Mengamati tanah berarti juga mengamati diri sendiri. Apakah kita memberi ruang bagi kehidupan untuk berproses, atau kita menuntut hasil secepat mungkin? Tanah mengajarkan kita tentang kesabaran—tentang ritme yang tak bisa dipercepat. Ia tahu kapan waktunya kering, kapan ia menunggu hujan, dan kapan ia menumbuhkan sesuatu yang baru setelah kehilangan.
Dalam permakultur, hubungan dengan tanah bukan relasi produksi, melainkan pertemanan. Kita tidak bekerja di atas tanah, tetapi bersama tanah. Saat cangkul menyentuh permukaan bumi, sebenarnya dua dunia sedang bertemu: dunia dalam diri manusia dan dunia dalam diri tanah. Keduanya saling bercermin. Maka, setiap kali kita menanam, kita pun sedang menanam kesadaran—bahwa kehidupan tumbuh dari hubungan, bukan dari kepemilikan.
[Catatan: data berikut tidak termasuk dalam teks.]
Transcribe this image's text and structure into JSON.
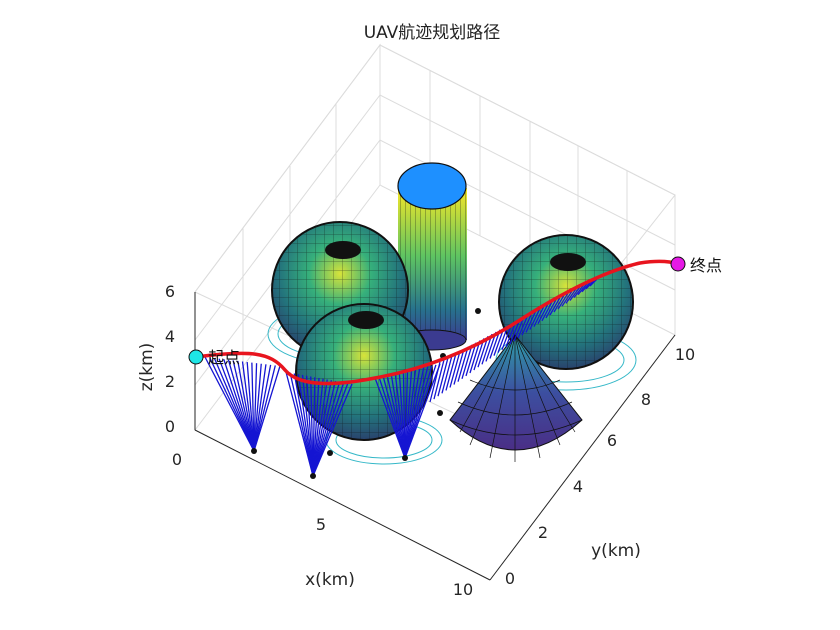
{
  "chart_data": {
    "type": "surface3d",
    "title": "UAV航迹规划路径",
    "xlabel": "x(km)",
    "ylabel": "y(km)",
    "zlabel": "z(km)",
    "xlim": [
      0,
      10
    ],
    "ylim": [
      0,
      11
    ],
    "zlim": [
      0,
      6
    ],
    "x_ticks": [
      "0",
      "5",
      "10"
    ],
    "y_ticks": [
      "0",
      "2",
      "4",
      "6",
      "8",
      "10"
    ],
    "z_ticks": [
      "0",
      "2",
      "4",
      "6"
    ],
    "grid": true,
    "start_label": "起点",
    "end_label": "终点",
    "start_point": [
      0,
      0,
      3
    ],
    "end_point": [
      10,
      10,
      4
    ],
    "obstacles": [
      {
        "kind": "sphere",
        "center": [
          2.5,
          5.5,
          3.5
        ],
        "radius": 2
      },
      {
        "kind": "sphere",
        "center": [
          5,
          3.5,
          2.5
        ],
        "radius": 2
      },
      {
        "kind": "sphere",
        "center": [
          7.5,
          7.5,
          3
        ],
        "radius": 2
      },
      {
        "kind": "cylinder",
        "center": [
          4,
          6.5
        ],
        "radius": 1,
        "height": 6
      },
      {
        "kind": "cone",
        "center": [
          7.5,
          4.5
        ],
        "radius": 2,
        "height": 4
      }
    ],
    "path": {
      "color": "#e8141e",
      "x": [
        0,
        0.8,
        1.8,
        2.8,
        3.8,
        4.8,
        5.8,
        6.8,
        7.6,
        8.4,
        9.2,
        10
      ],
      "y": [
        0,
        0.8,
        1.8,
        2.9,
        4.0,
        5.0,
        6.0,
        7.2,
        8.2,
        9.0,
        9.6,
        10
      ],
      "z": [
        3,
        2.4,
        2.3,
        2.5,
        2.9,
        3.3,
        3.7,
        4.0,
        4.1,
        4.1,
        4.0,
        4.0
      ]
    },
    "colors": {
      "sphere_low": "#3c3c8c",
      "sphere_high": "#e6e036",
      "cylinder_top": "#1e90ff",
      "start_marker": "#1ee6e6",
      "end_marker": "#e619e6",
      "sensor_lines": "#1515d2"
    }
  }
}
Tanah yang sehat mengingat kita dengan cara yang lembut: dengan tunas yang tumbuh, dengan aroma yang menenangkan, dengan kesuburan yang kembali tanpa diminta. Ia tidak menuntut balasan, cukup dihormati. Karena pada akhirnya, tanahlah yang akan menjadi rumah kita semua—tempat segala kenangan kembali ke akar, dan segala kehidupan bermula lagi.